The Second Cousin Once-Removed
Is Asked to Give a Wedding Toast

John and Jane: During most of this wonderful day I know you have only been able to gaze at each other, and since you look so lovely, that is understandable. At other times you have basked in the glow of being surrounded by those whose love has supported you thus far—your friends, old and new, the family members you have known forever, and your parents. But now and then you must have looked around the church or this banquet hall and asked yourselves, “Who are these people? Are they really related to me? How did that happen?”

Those must have been unsettling moments, and I trust they have passed quickly. But it is important to have all the uncles, aunts, cousins, and other connections here. For what you have done today is transform a perfectly good friend into a relative.

You have doubtless heard that your spouse should be your best friend. And I hope you will very often be friends and always be on friendly terms. I love the old movies where husbands and wives act like best friends—especially if they have a dog named Asta and solve murders on the side. In getting a husband or wife, however, you have not upgraded a friend. You have acquired something completely different. You will find many people who do believe in the spouse-as-friend theory. We even have a name for its long-term adherents: we call them divorcés.

Friendship is one of the great delights of life. It is not, however, essential to human life. (As C.S. Lewis said, “it has no survival value; it is one of those things that gives value to survival.”) What is vital to survival is not having friends, but having allies.

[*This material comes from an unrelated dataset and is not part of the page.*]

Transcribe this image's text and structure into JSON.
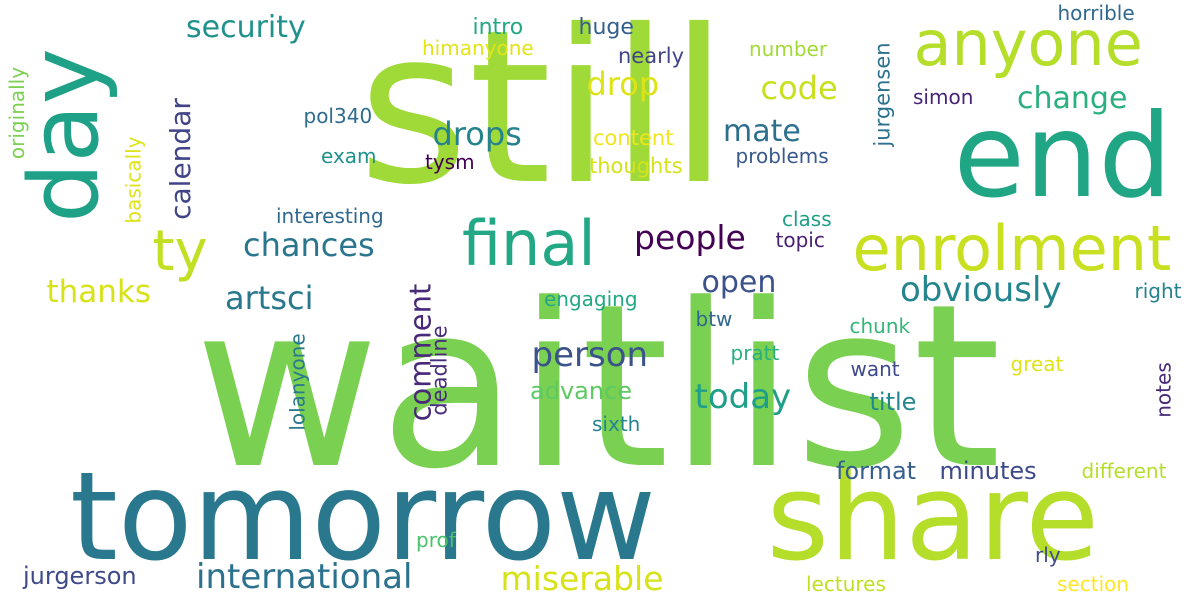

And if human life is to continue, you don’t need friends. You need relatives.

Some gathered here are now thinking that that may have been true in the Paleolithic age, but things have changed. Others are thinking that, the truth is that they love their friends more than they love their families. And that second part may be true. But whatever your BFF’s tell you, the main characteristic of friendship is that it rarely lasts through the trials of life. Even some of the people who have stood up with you today may not be speaking to you in a few years—though I hope you will all truly be friends forever.

Who will always be there? Your relatives. We are all used to people having “former friends.” With complicated varieties of coupling that have arisen over the last century we all know—and probably all have—plenty of “exes.” But who ever heard of someone’s “former mother”? or “ex-brother”? or “starter uncle”? Friends come and go—but relatives, even second cousins, are forever.

It is important to remember that, if you meant what you said when you took your vows, your spouse is a relative. You will have to put up with things that would make you de-friend anyone else. Even if you both behave perfectly every moment of every day—and you won’t—you will inevitably sometimes become tiresome, annoying, or just plain boring to the person who sees you most often when you don’t have your public face on. You have not picked a new friend, since friends are always “on approval” and returnable; you have signed on a relative, who will be yours even if the item turns out not to work exactly as you hoped.

Indeed, just as you asked about the odd people at the back tables, “Who are these people? Are they really related to me? How did that happen?” you will find yourself looking across your own kitchen and asking, “Who
is this person? Am I really related to him? How did that happen?” And should you have children, you will ask the same question again and again.

I understand why the brides’ magazines present weddings as the union of a princess with her best friend, since I doubt stories about people voluntarily getting a new relative would serve the advertisers’ purposes. But that is the truth of what a Christian marriage is. And let me suggest that this view is not as grim as it seems.

For your relatives, your connection is a fact, not a choice. We can’t drop you even if we want to: we will still be relatives even if we never see each other. And unless we are dead to all duty, our love for you is also a fact. We will all act on it even if seeing one another very often isn’t a top priority. In the same way, your vows have made your connection with each other an unchangeable fact. And your love for each other is also a fact, beside which all fantasies must pale. If bad times come, that will be a comfort. And in good times, you will be secure in the knowledge that you will be loved even when you are not as happy and charming as you are now. And as a bonus, you have a larger pool of people whom you can at least ask for help moving, or for a loan, or for kidney. (Be prepared for stories about bad backs, assets tied up in inaccessible trusts, and hitherto undiscovered blood disorders: I know what we’re like.)

And now, I ask everyone—both the friends I have slighted and the relatives who now rejoice in a larger, more interesting family—to raise their glasses as I give the new relatives one piece of advice: Always try to be friends—it makes family life go much more smoothly.